Thousands of villagers in the northern Philippines are being evacuated as government workers prepare to drain an overflowing lake from nearby Mount Pinatubo.
The head of the national disaster coordinating council, General Melchor Rosales, says the Philippine government is attempting to evacuate all 40,000 residents in the farming town of Botolan before daybreak Thursday. "This is just a precautionary evacuation to get them out of harm's way if the estimates were mistaken. We have several evacuation centers. Most of them are in school buildings," Rosales said.

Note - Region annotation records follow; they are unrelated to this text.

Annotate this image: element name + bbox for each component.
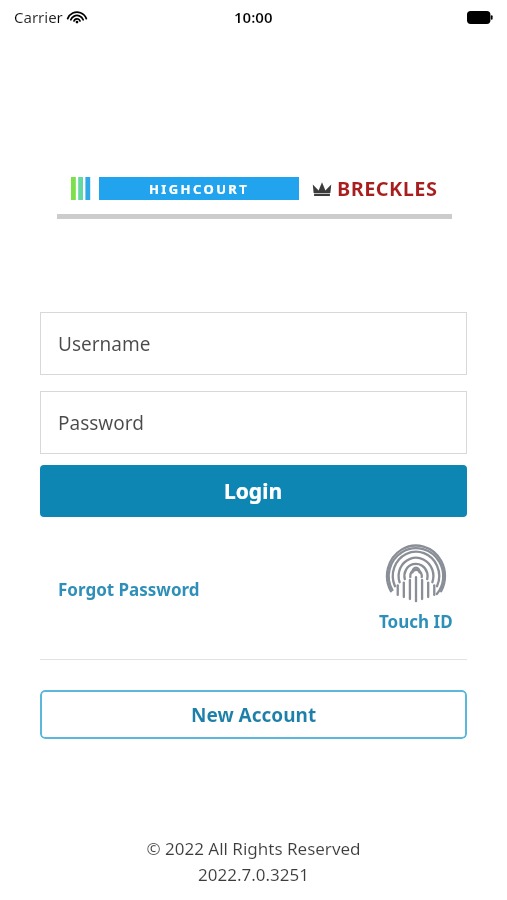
button[interactable]: Login <box>40 465 467 517</box>
button[interactable]: Password <box>40 391 467 454</box>
staticText: Touch ID <box>379 610 453 632</box>
staticText: 10:00 <box>234 7 273 27</box>
staticText: New Account <box>191 702 317 728</box>
staticText: Username <box>58 331 151 357</box>
staticText: BRECKLES <box>337 175 438 202</box>
staticText: Password <box>58 410 144 436</box>
button[interactable]: Forgot Password <box>52 572 206 607</box>
staticText: 2022.7.0.3251 <box>198 863 309 886</box>
button[interactable]: Username <box>40 312 467 375</box>
button[interactable]: Touch ID <box>373 544 459 634</box>
staticText: HIGHCOURT <box>149 180 250 198</box>
button[interactable]: New Account <box>40 690 467 739</box>
staticText: Login <box>224 477 283 506</box>
staticText: Forgot Password <box>58 578 200 601</box>
staticText: © 2022 All Rights Reserved <box>146 837 361 860</box>
staticText: Carrier <box>14 7 63 27</box>
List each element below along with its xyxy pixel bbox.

The village lies just 40 kilometers from Mount Pinatubo where engineers Thursday will begin releasing millions of cubic meters of water from the crater-lake. Recent heavy rains have left the lake dangerously swollen. Its surface is said to be less than two meters from the rim of the volcano.
Scientists using high-pressure pumps will direct the water to a canal built through the wall of the crater and into the South China Sea. But scientists say there is a chance that the lake could overflow and bury Botolan under a mountain of mud and debris.

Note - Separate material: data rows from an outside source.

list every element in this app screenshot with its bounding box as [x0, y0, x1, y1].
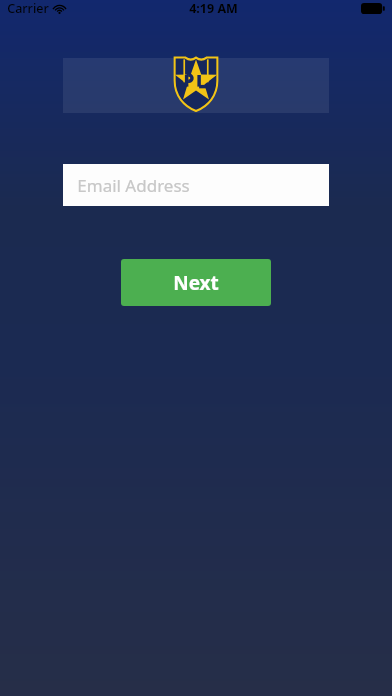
button[interactable]: Email Address: [63, 164, 329, 206]
other: Wi-Fi: [53, 2, 66, 15]
staticText: Email Address: [77, 174, 190, 197]
staticText: 4:19 AM: [189, 0, 238, 17]
other: PL shield logo: [172, 55, 220, 113]
button[interactable]: Next: [121, 259, 271, 306]
other: Battery: [361, 3, 385, 14]
staticText: Next: [173, 270, 219, 296]
staticText: Carrier: [7, 0, 49, 17]
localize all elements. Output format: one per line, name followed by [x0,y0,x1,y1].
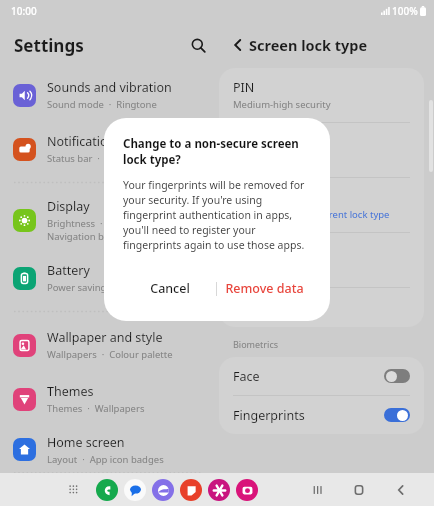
staticText: Home screen [47,434,125,451]
staticText: Face [233,368,260,385]
button[interactable]: Remove data [217,274,311,303]
button[interactable]: Notifications [6,122,209,176]
staticText: Settings [14,34,84,57]
staticText: Status bar · Do not disturb [47,152,170,165]
staticText: Power saving · Charging [47,281,160,294]
staticText: Themes [47,383,94,400]
staticText: Sounds and vibration [47,79,172,96]
button[interactable]: Back [224,31,252,59]
staticText: Sound mode · Ringtone [47,98,157,111]
staticText: Your fingerprints will be removed for yo… [123,178,311,252]
button[interactable]: Gallery [208,479,230,501]
button[interactable]: Home screen [6,426,209,473]
staticText: Themes · Wallpapers [47,402,145,415]
staticText: Screen lock type [249,35,368,55]
button[interactable]: Back [380,475,422,505]
staticText: Battery [47,262,90,279]
button[interactable]: Recents [296,475,338,505]
button[interactable]: Cancel [123,274,216,303]
button[interactable]: Display [6,189,209,251]
staticText: 100% [392,4,418,18]
button[interactable]: Wallpaper and style [6,318,209,372]
staticText: PIN [233,79,255,96]
staticText: Wallpaper and style [47,329,163,346]
button[interactable]: Battery [6,251,209,305]
button[interactable]: Messages [124,479,146,501]
button[interactable]: Search [184,31,212,59]
button[interactable]: Pattern [219,178,424,232]
button[interactable]: Swipe [219,233,424,287]
button[interactable]: Face [219,357,424,395]
staticText: Change to a non-secure screen lock type? [123,136,311,168]
staticText: Password [233,134,290,151]
button[interactable]: All apps [63,479,85,501]
staticText: Display [47,198,90,215]
button[interactable]: Camera [236,479,258,501]
staticText: Biometrics [233,338,279,350]
staticText: Layout · App icon badges [47,453,164,466]
button[interactable]: Phone [96,479,118,501]
staticText: Pattern [233,189,277,206]
staticText: Remove data [225,280,304,297]
staticText: Medium security, [233,208,313,221]
button[interactable]: Home [338,475,380,505]
staticText: Wallpapers · Colour palette [47,348,173,361]
staticText: Cancel [150,280,190,297]
staticText: Fingerprints [233,407,305,424]
staticText: Navigation bar [47,230,114,243]
button[interactable]: Password [219,123,424,177]
staticText: Medium-high security [233,98,331,111]
staticText: Brightness · Eye comfort shield · [47,217,198,230]
button[interactable]: PIN [219,68,424,122]
staticText: 10:00 [11,4,37,18]
button[interactable]: Internet [152,479,174,501]
button[interactable]: None [219,288,424,327]
staticText: Swipe [233,244,268,261]
button[interactable]: Current lock type [313,208,390,221]
button[interactable]: Galaxy Store [180,479,202,501]
staticText: Notifications [47,133,122,150]
button[interactable]: Themes [6,372,209,426]
button[interactable]: Sounds and vibration [6,68,209,122]
button[interactable]: Fingerprints [219,396,424,434]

Hundred of families riding military trucks, buses, buffalo-drawn carts and horses have been leaving their homes since early Wednesday. But hundreds more are refusing to go. Botolan's mayor says he will forcibly evacuate the villagers if they continue to resist.
In 1998, about 2,000 people were killed when the crater lake inside Casita volcano in Nicaragua overflowed.
Mount Pinatubo volcano in the Philippines has its own deadly history. After laying dormant for centuries, it erupted in 1991, killing more than 800 people.